Both studies called for further investigations of long-term cardiac consequences of COVID-19.
One observational study involved 100 patients with recent COVID-19 illness. Cardiac magnetic resonance (CMR) imaging revealed cardiac involvement in 78 patients and heart muscle inflammation in 60 patients, independent of pre-existing conditions.
The patients were identified from the University Hospital Frankfurt COVID-19 Registry from April to June. Researchers said 33 patients were severely ill and needed hospitalization, while two of the patients underwent mechanical ventilation.
Detectable levels of troponin, a type of protein found in the muscles of the heart, were found in 71 patients, and high levels (indicating heart damage) were found in five patients. Biopsies of heart muscle tissue in patients with “severe findings” showed active inflammation, the study authors said.
In a second study involving autopsies from 39 COVID-19 cases, researchers found a presence of viral infection within the myocardium or the middle, muscular layer of the heart, in 24 patients.
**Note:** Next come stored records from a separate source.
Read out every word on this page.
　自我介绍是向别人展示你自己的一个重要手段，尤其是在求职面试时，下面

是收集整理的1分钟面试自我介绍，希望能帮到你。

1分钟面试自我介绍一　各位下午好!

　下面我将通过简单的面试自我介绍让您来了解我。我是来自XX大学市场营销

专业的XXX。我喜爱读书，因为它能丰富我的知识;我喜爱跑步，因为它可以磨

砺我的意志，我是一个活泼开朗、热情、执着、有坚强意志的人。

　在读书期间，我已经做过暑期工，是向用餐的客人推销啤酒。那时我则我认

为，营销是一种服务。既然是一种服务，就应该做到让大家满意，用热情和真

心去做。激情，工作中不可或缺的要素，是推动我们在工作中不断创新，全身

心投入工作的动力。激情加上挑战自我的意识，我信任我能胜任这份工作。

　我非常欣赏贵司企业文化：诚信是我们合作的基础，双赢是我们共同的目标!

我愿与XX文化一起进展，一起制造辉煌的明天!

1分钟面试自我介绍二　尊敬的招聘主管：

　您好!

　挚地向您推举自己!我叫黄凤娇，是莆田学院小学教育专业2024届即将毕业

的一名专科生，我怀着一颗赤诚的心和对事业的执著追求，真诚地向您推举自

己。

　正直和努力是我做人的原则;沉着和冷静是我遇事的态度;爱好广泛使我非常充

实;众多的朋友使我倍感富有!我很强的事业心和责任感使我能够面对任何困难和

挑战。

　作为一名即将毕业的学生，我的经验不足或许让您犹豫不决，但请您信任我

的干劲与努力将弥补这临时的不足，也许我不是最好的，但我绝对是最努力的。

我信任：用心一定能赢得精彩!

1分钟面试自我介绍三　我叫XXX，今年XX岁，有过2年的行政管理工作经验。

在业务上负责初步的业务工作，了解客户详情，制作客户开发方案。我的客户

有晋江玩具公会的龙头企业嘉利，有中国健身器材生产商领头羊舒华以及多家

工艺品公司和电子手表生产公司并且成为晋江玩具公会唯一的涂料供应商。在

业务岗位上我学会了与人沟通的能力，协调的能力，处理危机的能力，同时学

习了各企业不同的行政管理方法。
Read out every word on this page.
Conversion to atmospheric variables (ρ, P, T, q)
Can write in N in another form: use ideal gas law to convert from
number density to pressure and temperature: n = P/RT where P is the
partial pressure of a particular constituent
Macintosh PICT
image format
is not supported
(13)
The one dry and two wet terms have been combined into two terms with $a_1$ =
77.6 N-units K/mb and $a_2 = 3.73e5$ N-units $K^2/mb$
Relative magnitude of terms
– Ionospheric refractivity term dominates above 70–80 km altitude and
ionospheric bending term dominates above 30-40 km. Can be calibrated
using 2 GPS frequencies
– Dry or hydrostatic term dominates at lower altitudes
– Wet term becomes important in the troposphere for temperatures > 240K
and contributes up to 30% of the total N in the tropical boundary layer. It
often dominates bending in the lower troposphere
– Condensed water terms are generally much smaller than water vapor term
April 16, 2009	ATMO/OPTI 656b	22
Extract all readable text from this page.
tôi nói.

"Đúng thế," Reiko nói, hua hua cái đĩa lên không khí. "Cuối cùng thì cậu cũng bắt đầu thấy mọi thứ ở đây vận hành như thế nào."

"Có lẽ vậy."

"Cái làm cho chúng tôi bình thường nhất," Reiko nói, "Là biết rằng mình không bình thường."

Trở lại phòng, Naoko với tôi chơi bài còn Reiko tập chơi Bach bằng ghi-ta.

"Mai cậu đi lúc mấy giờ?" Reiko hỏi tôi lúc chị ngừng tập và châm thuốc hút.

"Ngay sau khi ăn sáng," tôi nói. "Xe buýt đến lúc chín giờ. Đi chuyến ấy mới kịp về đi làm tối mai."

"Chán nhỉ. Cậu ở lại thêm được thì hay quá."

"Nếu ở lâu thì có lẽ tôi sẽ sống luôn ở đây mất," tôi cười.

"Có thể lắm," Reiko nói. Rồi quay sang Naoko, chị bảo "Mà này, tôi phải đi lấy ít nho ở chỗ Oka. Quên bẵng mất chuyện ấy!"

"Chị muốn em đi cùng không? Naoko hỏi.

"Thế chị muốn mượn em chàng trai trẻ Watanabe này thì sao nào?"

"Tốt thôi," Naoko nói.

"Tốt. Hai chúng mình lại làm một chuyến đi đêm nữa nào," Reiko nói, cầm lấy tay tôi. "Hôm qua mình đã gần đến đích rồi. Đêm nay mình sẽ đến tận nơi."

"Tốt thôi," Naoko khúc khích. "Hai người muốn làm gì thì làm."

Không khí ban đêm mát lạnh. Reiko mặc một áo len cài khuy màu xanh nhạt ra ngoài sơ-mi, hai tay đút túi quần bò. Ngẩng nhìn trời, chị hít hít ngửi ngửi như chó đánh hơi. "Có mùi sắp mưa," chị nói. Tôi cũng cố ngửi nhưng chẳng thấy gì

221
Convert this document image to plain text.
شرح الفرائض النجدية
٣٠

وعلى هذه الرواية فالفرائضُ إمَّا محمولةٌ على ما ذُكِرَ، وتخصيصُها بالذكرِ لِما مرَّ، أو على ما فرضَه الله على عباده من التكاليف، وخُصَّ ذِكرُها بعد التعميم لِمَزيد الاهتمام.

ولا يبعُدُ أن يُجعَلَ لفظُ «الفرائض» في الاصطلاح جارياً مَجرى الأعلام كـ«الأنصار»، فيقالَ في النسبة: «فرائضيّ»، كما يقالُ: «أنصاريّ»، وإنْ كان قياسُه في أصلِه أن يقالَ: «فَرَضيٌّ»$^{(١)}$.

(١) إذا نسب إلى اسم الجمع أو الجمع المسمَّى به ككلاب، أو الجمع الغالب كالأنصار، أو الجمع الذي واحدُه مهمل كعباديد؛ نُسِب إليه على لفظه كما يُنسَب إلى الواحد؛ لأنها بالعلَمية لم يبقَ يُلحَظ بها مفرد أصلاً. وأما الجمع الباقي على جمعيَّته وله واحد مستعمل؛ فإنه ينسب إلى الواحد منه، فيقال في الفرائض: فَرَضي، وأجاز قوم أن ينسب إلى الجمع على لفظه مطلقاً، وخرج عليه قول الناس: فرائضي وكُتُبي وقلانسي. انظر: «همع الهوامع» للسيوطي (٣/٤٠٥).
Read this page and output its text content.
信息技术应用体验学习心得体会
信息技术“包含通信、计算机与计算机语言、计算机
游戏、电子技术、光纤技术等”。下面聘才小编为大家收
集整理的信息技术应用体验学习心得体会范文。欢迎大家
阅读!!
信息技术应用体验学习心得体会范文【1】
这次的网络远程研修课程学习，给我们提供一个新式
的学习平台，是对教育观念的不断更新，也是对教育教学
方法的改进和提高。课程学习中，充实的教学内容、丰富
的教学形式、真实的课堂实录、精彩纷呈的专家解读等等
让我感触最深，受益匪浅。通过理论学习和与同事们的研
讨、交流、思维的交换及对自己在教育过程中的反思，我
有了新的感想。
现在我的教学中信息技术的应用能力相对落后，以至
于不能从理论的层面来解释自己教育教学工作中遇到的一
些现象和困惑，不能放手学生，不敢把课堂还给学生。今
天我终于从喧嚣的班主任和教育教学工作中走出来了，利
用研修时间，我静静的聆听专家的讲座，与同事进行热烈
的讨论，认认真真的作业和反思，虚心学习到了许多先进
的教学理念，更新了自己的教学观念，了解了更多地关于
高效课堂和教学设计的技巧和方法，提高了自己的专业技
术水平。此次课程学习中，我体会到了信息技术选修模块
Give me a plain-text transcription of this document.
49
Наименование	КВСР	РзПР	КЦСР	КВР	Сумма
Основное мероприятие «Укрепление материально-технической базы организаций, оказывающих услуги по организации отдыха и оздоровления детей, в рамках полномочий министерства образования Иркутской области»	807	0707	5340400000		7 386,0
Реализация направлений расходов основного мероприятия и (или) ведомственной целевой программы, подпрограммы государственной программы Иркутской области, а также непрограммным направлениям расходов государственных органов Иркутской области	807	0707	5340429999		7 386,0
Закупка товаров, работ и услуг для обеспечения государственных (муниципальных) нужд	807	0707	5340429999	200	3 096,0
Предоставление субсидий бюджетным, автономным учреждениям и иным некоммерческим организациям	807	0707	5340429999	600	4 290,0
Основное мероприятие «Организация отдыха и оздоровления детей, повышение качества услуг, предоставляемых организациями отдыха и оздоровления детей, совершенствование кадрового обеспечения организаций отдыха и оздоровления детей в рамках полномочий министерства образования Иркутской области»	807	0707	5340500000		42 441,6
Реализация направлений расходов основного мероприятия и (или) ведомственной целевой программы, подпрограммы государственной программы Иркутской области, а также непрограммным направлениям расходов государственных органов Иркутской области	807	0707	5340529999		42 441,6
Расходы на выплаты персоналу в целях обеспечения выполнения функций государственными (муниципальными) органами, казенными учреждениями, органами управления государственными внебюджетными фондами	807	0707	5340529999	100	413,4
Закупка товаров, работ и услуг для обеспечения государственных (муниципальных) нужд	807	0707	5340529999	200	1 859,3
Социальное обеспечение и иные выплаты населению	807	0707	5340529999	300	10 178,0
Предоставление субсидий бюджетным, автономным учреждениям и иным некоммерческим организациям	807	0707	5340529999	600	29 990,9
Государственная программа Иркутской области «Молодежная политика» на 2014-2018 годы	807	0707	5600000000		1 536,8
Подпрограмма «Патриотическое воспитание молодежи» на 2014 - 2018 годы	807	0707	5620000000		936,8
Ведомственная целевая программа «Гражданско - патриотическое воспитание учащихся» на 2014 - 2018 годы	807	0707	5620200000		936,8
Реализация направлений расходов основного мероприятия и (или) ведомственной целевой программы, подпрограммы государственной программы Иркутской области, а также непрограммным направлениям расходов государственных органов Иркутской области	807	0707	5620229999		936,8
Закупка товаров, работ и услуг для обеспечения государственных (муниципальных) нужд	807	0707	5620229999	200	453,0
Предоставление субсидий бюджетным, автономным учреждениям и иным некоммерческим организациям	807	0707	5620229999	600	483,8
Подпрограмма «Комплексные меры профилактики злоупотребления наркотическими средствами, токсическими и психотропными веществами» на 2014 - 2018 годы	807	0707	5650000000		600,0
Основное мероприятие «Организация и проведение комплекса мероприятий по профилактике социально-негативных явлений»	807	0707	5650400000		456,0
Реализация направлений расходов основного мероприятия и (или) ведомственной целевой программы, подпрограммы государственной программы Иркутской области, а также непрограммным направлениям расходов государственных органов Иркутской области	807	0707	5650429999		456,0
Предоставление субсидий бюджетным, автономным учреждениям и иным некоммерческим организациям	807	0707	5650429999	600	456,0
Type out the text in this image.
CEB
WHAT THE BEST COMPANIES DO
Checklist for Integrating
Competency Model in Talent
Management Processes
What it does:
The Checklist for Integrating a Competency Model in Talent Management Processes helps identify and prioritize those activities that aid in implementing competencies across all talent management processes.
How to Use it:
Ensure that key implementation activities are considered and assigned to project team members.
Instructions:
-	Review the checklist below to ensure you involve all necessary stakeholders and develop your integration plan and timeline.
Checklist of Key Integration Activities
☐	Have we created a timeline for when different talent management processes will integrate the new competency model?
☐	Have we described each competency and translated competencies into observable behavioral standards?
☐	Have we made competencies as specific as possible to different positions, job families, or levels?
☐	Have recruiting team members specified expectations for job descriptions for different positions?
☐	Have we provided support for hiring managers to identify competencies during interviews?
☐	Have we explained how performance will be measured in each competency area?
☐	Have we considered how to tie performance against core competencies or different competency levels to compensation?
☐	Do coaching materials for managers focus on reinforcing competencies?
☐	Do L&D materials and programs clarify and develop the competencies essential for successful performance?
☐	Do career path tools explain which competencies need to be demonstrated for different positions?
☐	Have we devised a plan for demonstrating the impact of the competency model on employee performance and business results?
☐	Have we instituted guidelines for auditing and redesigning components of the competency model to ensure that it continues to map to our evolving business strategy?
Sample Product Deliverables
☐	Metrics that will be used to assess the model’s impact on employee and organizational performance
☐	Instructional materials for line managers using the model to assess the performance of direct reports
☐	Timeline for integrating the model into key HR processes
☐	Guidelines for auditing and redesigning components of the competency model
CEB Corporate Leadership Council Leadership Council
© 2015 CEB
The deceased patients were autopsied at the Institute of Legal Medicine at the University Medical Center Hamburg-Eppendorf from April 8 to 18.
The patients’ median age was 85 years, and pneumonia was listed as the cause of death for 90 percent of them. Study authors said current data show the presence of SARS-CoV-2 in heart tissue doesn’t necessarily cause an inflammatory reaction consistent with clinical myocarditis (an inflammation of the heart muscle).